Two newspapers, 58 years and 95 days apart.
The Globe and Mail – July 1, 1967
The front page is both ceremonial and confident:
“THIS DAY IS CANADA’S”
PM says it for all of us
A black-and-white portrait of Queen Elizabeth II dominates the upper fold, a classic broadsheet composition. The typography is austere serif; authoritative but not loud. Below it, the sub-headline carries a sober optimism:
“Ours is a good land; resolve to better it.”
You can sense the mood of Confederation’s centennial – dignified, formal, and united in tone. The design language is about order: balanced columns, justified text, heavy headlines, narrow gutters. It is a product of hot-metal typesetting and a pre-offset world where precision cost time and skill. Every word was literally cast in lead.
Even the surrounding stories reveal the priorities of a print-centred nation: a service at Westminster Abbey marking Canada’s birthday; theatre news about the O’Keefe Centre; Parliament stories laid out like civic inventory. The tactile rhythm of the paper – the slight crackle of newsprint, the faint acidy smell – gives a sense of occasion. The reader in 1967 was reading not just information, but ceremony.
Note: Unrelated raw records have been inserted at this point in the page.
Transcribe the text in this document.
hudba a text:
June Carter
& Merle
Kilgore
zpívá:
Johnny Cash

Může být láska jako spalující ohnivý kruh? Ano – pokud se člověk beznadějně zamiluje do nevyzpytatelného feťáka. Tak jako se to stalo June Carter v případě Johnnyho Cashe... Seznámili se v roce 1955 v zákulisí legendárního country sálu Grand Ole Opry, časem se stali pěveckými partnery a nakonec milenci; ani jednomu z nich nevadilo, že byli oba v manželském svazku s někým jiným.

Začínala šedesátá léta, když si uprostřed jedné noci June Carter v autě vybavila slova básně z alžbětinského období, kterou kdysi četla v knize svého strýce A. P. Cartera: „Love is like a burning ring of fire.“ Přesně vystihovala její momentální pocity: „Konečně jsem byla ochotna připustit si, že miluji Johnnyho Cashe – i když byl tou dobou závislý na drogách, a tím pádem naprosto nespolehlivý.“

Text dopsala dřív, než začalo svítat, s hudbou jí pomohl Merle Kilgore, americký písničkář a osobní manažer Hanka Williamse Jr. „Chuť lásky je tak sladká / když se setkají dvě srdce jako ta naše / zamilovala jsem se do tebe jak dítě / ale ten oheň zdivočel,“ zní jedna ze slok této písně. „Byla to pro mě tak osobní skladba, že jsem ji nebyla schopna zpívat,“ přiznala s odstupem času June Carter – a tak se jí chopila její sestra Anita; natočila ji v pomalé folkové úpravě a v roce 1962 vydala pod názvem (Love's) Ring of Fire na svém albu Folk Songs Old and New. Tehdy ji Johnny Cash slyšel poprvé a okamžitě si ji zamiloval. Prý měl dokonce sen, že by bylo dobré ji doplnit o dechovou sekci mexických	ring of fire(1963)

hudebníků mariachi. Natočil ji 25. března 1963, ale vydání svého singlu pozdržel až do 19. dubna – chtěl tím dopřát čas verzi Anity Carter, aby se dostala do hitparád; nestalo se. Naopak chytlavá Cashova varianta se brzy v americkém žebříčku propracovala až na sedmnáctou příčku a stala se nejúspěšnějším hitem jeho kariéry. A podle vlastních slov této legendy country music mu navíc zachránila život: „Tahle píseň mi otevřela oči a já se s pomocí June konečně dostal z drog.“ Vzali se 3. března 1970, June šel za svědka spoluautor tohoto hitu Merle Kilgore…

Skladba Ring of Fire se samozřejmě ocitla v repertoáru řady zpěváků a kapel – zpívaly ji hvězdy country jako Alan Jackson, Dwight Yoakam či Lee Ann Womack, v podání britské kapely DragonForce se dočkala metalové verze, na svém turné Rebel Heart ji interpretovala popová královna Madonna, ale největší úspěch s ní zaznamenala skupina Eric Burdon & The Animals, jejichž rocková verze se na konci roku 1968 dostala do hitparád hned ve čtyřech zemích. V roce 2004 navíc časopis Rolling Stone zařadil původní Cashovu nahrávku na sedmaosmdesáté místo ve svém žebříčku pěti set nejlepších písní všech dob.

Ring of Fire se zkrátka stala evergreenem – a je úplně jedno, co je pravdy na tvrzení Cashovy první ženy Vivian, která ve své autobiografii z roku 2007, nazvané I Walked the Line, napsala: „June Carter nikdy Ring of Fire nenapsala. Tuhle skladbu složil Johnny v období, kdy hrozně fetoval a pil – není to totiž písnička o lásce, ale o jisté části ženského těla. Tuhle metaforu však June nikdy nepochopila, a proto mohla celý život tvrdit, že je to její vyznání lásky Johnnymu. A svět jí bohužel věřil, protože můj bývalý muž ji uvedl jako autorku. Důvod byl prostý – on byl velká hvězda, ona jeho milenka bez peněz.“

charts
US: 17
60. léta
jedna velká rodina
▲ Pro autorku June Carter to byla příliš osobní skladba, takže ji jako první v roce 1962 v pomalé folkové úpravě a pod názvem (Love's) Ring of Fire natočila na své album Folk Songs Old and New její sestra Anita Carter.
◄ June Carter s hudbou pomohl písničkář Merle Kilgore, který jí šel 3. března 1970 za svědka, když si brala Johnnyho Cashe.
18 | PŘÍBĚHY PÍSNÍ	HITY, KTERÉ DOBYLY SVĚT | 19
The Toronto Star – October 4, 2025
Nearly six decades later, the Star opens with a full-bleed, full-colour photograph of a Blue Jays player with the exulting headline:
“GO TIME.”
The design is kinetic, image-forward, modern. Fonts are sans-serif, space is generous, photography bleeds to the edge. Where the 1967 Globe told the story through words, the 2025 Star tells it through image and emotion. It’s designed for the impulse buyer and the Instagram scroller alike: bold imagery that translates even when glimpsed across a café counter.
Inside, stories still reflect civic life – arts, politics, human moments – but the tone has become more conversational, less ceremonial and structured. The paper leans on visual hierarchy with photography, whitespace, colour cues, modular boxes. Yet it remains tactile: the ink rubs off, the fold creases. Amid the flood of screens, holding it feels like an act of deliberate attention.
Both papers have survived more than a century of reinvention.

The Globe and Mail has been around since 1844 and initially was the ‘voice’ of commerce in Toronto. Over time it has become Canada’s ‘business’ paper and it’s analogue evolution has included moving from letterpress to offset printing, with colour adopted in the 1980s. It would still be referred to as a ‘broadsheet’ paper nowadays; otherwise known as a newspaper with long, tall pages – an anchor for readers seeking depth in an era of speed.
The Toronto Star was founded in 1892 and began as a “working-class daily.” It has since evolved into Canada’s largest newspaper both by circulation and readership. The Star embraced photo-journalism early and shifted from street sales to subsrciptions as it evolved from full printing presses.
Both papers have developed a sense of trust in their physical editions. Even now, both the Globe and Star maintain print runs. They know that the printed page confers a permanence and deliberateness that digital cannot. Holding the 1967 issue connects you directly to a moment in time, not mediated by pixels. It’s a document you can age, see wear, smell, and see yellowing. It connects memory and material.
These two issues have become part of collective memory with their tangibility. The original print holds a material authenticity – the layout, the paper stock (heavier in ’67), the imperfections and its evident fragility… it’s a part of cultural record keeping.

The difference between these two papers – through tone and immediacy primarily – shows how the analogue form can host different values. It’s not that analogue forces one style; the form is flexible. But, paper forces you to choose – what makes the front page… what demands attention?
Among those, like me, who still buy print, each front page serves as a daily ‘theatre’ … a daily ‘this is what matters today’ presentation (editorial slants aside). …and, we know that this plays out globally. The Times of London, The New York Times, Le Monde, Asahi Shimbun share the paradox of being both disposable and archval. They record passing moments in a form meant to outlive it.
Across continents, analogue newspapers provide a civic mirror, a shared design discipline of retangular constraint, and a cultural ritual – often in the morning for me with a dark, black, extra hot coffee close by.
The 1967 Globe aligns with mid-century broadsheet archetypes; the post-war gravitas of the Times or the Washington Post. The 2025 Star fits the global 21st-century vernacular: photo-driven, emotionally charged, designed for repurposing across digital channels but still printed for those who crave touch.
Together, they trace the worldwide analogue lineage: the newspaper as both product and practice — a rhythm of days, of pages, of ink.
For The Analogue Press, these time-machines of ink and fibre are held up as models for our ethos – slowness as meaning (yesterday’s truth, already old – and therefore reflective), material permanence (folded, marked, torn – it resists deletion), shared physicality (it can be left on the table at the coffee shop for the next person to sit down), and a design of intention (each typeface, photo crop and layout line representing a human touch; not an algorithmic guess).
Both papers proclaim that history still needs surface and a desire to fix meaning in matter. That is The Analogue Press structure: permanence, texture, reflection, and the quiet rebellion of ink.